If you then check the engine._gl.isContextLost() status, it will sometimes be true or sometimes be false.
What I think is happening is that Babylon is recovering from the loss of context but does not attempt to reclaim any pending texture loads. You can see the issue demonstrated here:
My question is, should Babylon keep track of operations that failed because the context was lost, and on recovery attempt to continue the previous track?
But one thing that you’ll notice is the “ERRORED OUT” handler never fires. This makes it difficult to recover and see that the issue was in the texture load.
Thanks for jumping on this! A couple of last questions!

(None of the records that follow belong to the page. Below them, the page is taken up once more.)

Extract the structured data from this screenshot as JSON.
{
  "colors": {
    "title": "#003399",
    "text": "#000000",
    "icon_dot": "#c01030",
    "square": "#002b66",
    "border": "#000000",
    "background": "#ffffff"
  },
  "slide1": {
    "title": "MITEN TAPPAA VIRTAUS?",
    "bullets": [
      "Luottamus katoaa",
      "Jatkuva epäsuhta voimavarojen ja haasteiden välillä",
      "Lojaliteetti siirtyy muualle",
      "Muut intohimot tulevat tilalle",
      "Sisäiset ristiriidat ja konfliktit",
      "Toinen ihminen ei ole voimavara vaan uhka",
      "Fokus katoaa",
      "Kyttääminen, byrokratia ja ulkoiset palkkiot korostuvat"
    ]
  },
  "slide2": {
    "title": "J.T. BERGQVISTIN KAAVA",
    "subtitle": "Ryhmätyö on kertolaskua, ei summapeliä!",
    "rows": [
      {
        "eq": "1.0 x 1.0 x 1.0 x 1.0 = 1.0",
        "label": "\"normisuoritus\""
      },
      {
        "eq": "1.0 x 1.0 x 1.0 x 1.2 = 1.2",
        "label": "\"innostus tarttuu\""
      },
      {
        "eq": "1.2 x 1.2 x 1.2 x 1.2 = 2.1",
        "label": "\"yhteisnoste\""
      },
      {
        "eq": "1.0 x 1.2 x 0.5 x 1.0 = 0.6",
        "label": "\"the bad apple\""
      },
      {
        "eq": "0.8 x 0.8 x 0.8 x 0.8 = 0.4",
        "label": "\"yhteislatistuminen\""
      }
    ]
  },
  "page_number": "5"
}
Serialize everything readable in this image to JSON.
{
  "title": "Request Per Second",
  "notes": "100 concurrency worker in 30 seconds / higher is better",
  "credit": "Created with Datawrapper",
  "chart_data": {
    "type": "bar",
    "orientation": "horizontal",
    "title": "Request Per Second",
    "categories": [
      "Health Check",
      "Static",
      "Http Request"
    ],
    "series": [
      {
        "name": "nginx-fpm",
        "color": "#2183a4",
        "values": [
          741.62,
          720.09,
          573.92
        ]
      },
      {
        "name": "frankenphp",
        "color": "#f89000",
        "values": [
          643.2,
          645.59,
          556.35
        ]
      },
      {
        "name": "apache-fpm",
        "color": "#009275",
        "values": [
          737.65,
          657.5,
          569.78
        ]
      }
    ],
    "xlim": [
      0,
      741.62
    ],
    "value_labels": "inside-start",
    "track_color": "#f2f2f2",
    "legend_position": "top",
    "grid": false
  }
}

The machine we’re seeing this on is running multiple tabs with texture updates that can happen simultaneously. However, there is plenty of GPU power left over (the machine has a Tesla GPU with 16GB) and we don’t seem to be taxing it at all. So what actually causes context loss? Is there some kind of a finite number of textures that can be uploaded to the GPU at the same time?
Is there a cost to recovering from context lost? Like does it present any kind of memory leak or can we just operate as normal as long as we catch the event and retry the textures?
Does this same issue happen when using Babylon Native? If we were running two instances of a native Babylon app would one of them possibly lose context in this same way?
I do not think we have a notion of context lost in native (aking for a friend @bghgary ) But you might still crash the gpu if you are asking too much from it.
Babylon Native needs to handle this, but so far, we haven’t tried to figure out how this will work. Ideally, whatever events that are available to Babylon.js should also work in Babylon Native. We just haven’t gotten that far yet.